In 20-year-old Brennan Johnson, recently awarded the Championship’s Young Player of the Season award, Cooper and Forest have a midfielder who could scarcely be more enthusiastic and he has chipped in with 16 league goals and 10 assists this season. His consistently outstanding displays have attracted the attention of several Premier League clubs and Forest could struggle to keep him, even if they win promotion. Djed Spence, on loan from Middlesbrough, is another youngster who has excelled, the right-back catching the eye of a wider TV audience with a barnstorming display as Forest knocked Arsenal out of the FA Cup. Available from Boro for about £17m, the 21-year-old is believed to have admirers at Arsenal, Tottenham, Chelsea and Liverpool, among other elite clubs, but reports suggest he is prepared to commit to Forest if they go up.

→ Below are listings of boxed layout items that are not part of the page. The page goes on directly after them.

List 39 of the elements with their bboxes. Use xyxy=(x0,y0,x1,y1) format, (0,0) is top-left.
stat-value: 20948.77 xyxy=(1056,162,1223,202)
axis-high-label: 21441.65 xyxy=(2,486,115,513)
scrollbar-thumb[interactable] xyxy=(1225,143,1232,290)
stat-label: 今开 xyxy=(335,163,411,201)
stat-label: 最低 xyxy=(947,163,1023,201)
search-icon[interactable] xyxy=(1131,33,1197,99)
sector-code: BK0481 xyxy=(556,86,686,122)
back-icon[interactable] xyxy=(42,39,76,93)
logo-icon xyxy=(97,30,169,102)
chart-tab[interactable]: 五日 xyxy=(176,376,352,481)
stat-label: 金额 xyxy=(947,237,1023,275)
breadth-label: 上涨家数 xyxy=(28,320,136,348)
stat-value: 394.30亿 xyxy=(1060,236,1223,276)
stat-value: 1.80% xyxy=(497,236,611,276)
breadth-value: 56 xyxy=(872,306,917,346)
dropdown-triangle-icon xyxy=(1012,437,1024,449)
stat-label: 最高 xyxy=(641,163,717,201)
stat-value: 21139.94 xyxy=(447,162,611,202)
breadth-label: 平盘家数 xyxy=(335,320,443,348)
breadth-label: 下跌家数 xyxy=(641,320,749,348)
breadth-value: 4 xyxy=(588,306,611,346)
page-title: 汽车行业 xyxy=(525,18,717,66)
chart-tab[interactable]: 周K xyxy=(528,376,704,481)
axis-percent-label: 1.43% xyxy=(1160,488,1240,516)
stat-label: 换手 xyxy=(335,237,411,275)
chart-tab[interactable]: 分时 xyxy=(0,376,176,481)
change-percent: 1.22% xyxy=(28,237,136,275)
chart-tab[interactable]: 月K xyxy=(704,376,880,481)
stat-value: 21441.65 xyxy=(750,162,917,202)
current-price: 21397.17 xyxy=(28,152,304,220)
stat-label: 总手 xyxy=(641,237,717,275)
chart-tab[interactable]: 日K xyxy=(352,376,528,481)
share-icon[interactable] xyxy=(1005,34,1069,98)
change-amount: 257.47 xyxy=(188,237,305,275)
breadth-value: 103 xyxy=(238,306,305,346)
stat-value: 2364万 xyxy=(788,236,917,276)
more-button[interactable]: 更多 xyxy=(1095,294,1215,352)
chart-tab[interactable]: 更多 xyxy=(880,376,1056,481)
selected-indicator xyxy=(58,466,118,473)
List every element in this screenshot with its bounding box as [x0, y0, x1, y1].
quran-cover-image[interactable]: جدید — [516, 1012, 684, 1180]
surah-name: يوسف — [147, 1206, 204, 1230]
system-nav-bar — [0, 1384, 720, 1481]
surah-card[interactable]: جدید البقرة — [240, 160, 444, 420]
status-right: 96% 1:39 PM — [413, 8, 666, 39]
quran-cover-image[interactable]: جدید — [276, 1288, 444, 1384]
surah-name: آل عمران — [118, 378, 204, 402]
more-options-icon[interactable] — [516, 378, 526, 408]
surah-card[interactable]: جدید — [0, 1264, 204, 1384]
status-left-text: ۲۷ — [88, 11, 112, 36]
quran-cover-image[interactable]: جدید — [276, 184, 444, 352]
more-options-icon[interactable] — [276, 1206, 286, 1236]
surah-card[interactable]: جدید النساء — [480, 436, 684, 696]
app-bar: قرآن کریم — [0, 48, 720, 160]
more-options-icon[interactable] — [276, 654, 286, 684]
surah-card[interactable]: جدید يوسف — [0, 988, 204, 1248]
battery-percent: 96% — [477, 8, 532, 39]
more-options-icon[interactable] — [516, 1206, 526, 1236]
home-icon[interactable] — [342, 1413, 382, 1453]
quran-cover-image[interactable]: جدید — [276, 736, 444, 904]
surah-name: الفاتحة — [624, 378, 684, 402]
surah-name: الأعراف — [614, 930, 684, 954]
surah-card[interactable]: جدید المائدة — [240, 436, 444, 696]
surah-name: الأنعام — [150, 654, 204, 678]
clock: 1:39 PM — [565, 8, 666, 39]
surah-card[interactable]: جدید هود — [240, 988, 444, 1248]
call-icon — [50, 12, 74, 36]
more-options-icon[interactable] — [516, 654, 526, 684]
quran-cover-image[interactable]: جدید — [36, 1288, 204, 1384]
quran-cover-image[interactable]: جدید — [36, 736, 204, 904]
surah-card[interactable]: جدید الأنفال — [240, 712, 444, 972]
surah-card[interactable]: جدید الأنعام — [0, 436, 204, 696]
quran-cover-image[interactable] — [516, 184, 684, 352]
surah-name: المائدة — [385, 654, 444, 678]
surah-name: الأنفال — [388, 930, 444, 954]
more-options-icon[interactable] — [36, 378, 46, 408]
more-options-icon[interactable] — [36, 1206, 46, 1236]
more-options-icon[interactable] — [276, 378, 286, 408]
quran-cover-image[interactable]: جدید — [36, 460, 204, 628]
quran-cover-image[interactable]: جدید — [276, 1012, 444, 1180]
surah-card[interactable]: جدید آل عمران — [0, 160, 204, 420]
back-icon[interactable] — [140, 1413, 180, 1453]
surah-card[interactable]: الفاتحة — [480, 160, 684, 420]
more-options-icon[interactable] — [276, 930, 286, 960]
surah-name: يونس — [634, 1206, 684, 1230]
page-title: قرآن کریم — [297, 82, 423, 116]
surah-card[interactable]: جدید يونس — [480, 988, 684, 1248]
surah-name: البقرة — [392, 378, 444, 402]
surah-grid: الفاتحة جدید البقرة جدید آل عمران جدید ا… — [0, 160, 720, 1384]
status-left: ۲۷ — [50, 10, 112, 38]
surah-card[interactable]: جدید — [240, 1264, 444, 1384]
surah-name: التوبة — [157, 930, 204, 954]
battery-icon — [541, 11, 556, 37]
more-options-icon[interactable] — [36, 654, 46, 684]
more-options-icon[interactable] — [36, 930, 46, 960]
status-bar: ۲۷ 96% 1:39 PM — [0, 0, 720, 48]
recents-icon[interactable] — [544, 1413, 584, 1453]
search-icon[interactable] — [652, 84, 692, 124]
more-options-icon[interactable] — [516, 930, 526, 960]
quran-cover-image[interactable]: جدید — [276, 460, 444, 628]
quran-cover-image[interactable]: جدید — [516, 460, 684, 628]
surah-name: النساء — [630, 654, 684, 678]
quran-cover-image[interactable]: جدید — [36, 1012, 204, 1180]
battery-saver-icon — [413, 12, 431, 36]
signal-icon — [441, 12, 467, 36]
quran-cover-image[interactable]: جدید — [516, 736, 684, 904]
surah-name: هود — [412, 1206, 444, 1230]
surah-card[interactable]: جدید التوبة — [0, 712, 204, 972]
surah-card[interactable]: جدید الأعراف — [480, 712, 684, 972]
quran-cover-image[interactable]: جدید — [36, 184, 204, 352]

Paul Heckingbottom enjoys Sheffield United’s win at home to QPR with his players.
Paul Heckingbottom enjoys Sheffield United’s win at home to QPR with his players. Photograph: George Wood/Getty Images

At Sheffield United’s recent end-of-season awards, Morgan Gibbs-White made off with the two most prestigious gongs, winning player of the season and young player of the season after scoring 11 goals and providing nine assists as his side steadily made their way up to fifth. On loan from Wolves, the 22-year-old’s future is also uncertain but it seems inconceivable that he will not be a top-flight player next season, whether or not the Blades win promotion.

To do so, they will have to overcome the worst playoff record in English football, having failed to win promotion in eight attempts. They go again on Saturday against a hungry Forest side who will be desperate to prevent them making it nine times a charm.